The play consists of a group of actors who travel around the United States performing the play in front of various audiences to engage people in the discussion of some of the most prominent social issues of today.
Charlie Foster, the assistant vice chancellor of student affairs at the University of Nebraska-Lincoln, said “The Defamation Experience” was brought to UNL last year, specifically for law students. This year, the University Diversity and Inclusion staff wants to introduce the play to the general student population on all four University of Nebraska campuses. At UNL, the play will be held on Tuesday, Sept. 24 at noon in the Nebraska Union Centennial Room and on Wednesday, Sept. 25 at 3 p.m. in the Hardin Hall Auditorium.
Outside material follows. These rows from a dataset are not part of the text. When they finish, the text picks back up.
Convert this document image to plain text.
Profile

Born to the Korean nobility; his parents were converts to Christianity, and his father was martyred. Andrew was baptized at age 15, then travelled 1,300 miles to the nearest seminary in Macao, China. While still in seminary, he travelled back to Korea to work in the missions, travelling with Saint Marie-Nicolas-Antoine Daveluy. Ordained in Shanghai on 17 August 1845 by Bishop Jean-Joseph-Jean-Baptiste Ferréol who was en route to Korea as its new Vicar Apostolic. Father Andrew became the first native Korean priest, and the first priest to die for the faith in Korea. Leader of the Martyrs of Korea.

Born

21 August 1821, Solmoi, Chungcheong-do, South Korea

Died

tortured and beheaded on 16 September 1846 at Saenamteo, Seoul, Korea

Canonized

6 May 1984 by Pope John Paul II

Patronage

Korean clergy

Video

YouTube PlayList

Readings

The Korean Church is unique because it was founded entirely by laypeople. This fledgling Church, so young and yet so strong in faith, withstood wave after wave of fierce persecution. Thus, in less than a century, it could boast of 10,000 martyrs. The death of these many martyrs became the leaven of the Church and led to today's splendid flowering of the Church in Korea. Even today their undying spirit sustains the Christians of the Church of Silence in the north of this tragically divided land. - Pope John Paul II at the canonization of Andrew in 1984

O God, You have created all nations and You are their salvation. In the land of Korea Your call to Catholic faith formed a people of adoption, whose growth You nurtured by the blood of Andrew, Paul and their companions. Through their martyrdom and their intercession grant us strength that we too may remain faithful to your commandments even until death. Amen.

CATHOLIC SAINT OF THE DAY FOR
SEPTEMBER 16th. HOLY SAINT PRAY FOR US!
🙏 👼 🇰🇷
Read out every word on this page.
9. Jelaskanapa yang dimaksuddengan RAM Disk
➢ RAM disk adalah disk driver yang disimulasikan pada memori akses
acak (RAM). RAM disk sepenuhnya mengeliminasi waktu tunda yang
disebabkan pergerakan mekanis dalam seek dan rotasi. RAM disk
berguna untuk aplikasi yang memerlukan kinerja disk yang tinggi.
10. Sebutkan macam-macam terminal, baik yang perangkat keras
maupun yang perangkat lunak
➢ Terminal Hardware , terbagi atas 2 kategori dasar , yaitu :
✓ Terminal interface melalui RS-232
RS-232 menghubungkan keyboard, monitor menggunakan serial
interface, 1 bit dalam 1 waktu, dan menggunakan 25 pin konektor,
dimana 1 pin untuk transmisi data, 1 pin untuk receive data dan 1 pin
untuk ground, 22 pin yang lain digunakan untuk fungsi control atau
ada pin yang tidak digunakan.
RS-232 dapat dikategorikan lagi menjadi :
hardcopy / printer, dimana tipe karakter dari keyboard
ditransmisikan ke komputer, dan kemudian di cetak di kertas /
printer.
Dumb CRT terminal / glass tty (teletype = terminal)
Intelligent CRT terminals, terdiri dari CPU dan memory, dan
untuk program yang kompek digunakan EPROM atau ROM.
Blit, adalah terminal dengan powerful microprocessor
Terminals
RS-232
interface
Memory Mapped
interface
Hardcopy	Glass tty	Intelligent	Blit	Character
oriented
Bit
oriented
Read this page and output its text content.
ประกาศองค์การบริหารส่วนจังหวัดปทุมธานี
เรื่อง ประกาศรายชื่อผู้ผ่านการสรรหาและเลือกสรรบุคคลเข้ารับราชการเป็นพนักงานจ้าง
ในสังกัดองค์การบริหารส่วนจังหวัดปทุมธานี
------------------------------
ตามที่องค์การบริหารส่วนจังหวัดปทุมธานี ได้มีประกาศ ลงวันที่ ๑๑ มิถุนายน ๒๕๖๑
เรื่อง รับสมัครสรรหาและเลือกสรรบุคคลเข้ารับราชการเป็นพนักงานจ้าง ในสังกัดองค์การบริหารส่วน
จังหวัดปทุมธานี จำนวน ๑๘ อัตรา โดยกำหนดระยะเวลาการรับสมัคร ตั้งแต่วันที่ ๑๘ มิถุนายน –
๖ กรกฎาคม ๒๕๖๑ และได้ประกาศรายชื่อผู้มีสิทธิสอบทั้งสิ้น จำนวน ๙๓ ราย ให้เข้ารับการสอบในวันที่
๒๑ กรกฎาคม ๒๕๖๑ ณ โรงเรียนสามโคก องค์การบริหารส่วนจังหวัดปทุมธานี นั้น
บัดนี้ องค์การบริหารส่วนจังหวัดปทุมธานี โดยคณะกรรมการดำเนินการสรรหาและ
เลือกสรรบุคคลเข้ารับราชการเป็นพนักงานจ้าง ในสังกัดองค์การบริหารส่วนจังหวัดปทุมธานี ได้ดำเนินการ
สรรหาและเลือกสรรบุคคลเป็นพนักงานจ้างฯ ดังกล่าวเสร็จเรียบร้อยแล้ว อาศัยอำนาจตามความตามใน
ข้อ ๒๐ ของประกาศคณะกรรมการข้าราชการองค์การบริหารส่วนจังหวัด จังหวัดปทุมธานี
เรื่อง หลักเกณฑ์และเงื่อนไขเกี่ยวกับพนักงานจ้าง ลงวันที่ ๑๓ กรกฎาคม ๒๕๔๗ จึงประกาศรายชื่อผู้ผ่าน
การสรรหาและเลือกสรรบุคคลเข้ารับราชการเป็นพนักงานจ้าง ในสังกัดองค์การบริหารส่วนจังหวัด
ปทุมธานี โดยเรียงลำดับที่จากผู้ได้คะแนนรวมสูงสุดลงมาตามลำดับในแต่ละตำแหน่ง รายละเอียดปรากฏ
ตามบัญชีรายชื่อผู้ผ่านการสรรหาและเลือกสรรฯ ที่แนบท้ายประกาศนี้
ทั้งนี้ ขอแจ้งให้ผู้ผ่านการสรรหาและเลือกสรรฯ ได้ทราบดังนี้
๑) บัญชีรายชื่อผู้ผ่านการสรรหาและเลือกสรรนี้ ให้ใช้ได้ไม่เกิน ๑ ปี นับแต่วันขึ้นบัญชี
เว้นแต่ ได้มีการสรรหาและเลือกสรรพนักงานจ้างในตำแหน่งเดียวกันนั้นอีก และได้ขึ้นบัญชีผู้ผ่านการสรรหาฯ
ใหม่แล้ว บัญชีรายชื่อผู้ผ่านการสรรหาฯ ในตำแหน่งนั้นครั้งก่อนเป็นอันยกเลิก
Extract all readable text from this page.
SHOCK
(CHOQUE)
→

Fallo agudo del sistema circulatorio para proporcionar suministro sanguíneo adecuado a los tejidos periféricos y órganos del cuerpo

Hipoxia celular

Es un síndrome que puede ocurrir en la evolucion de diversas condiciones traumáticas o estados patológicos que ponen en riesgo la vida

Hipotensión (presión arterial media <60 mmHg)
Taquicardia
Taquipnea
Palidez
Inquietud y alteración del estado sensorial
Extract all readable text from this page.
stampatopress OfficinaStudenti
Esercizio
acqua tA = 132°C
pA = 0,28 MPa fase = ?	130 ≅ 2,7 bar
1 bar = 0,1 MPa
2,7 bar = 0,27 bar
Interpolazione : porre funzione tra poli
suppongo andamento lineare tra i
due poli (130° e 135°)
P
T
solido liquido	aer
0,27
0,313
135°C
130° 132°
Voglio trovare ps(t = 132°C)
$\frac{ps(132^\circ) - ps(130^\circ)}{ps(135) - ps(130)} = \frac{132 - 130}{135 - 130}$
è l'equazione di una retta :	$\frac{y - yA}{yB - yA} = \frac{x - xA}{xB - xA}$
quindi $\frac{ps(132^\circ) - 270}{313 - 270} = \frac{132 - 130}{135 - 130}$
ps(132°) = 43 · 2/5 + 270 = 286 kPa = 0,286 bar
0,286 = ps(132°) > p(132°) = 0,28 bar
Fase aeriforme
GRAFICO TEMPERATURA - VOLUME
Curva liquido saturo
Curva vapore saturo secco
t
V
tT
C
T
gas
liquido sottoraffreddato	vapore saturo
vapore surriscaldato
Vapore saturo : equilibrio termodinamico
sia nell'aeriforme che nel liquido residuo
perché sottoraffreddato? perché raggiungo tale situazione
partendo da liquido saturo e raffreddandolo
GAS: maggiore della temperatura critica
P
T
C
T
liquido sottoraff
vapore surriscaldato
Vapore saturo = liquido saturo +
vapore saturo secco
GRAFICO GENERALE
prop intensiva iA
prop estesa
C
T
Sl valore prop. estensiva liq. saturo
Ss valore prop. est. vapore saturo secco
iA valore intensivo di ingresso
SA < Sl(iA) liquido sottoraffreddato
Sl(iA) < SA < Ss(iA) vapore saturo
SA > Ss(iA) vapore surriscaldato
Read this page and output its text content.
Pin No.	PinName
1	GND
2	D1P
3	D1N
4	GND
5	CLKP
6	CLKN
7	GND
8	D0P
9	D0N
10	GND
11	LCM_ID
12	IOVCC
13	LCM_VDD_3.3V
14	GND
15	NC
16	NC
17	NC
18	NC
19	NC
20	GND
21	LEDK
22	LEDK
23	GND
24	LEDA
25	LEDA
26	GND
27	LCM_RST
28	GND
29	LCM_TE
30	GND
The play is about a woman accused of robbery who then accuses the plaintiff of what she believes to be defamation of character and brings that into court as well. The play focuses on the different perspectives of each role in the court, the plaintiff and the defendant. The audience will hear the story from both sides and will have to judge each person accordingly. Throughout the play, the actors will even walk through the audience and talk to members about their opinions or thoughts on the case so far.
“The whole point is for you to learn from each particular person's point of view, how we as Americans have bias,” Foster said. “And how that may play into some of the decisions that we make.”
Foster explains that having the audience actively participating in the play will not only engage students with the story, but it will also allow them to engage with important hot topics in society today. According to Foster, it is important for the university to give students opportunities to learn about how diversity and inclusion plays a large role in everyday life.
“What my age group did was, we didn't talk about it because it's not polite conversation,” she said. “That ended up leaving us in a situation where people didn't know how to do that well. This gives folks a chance to learn lessons in their everyday life in a way that's not beating them down.”
According to Richard Bischoff, the associate vice chancellor of UNL, the play focuses on the subconscious thoughts, or biases, people have and how they influence their judgments and decisions. Similar to Foster, Bischoff believes discussion is the key to understanding personal biases.
“Having a conversation about it allows one to recognize these are actually influencing our observations and decision-making,” Bischoff said. “[The play] raises awareness, creates insight and, hopefully, it will stimulate more conversation.”
“The Defamation Experience” touches on hot topics, but it provides an environment where the audience feels comfortable discussing their thoughts or points of view. The audience has the chance to develop a better understanding of the law and also engage in a discussion about how our subconscious plays a role in our everyday life.
“It's a wonderful opportunity to learn about the legal system, and at the same time, learn about diversity and inclusion,” Foster said.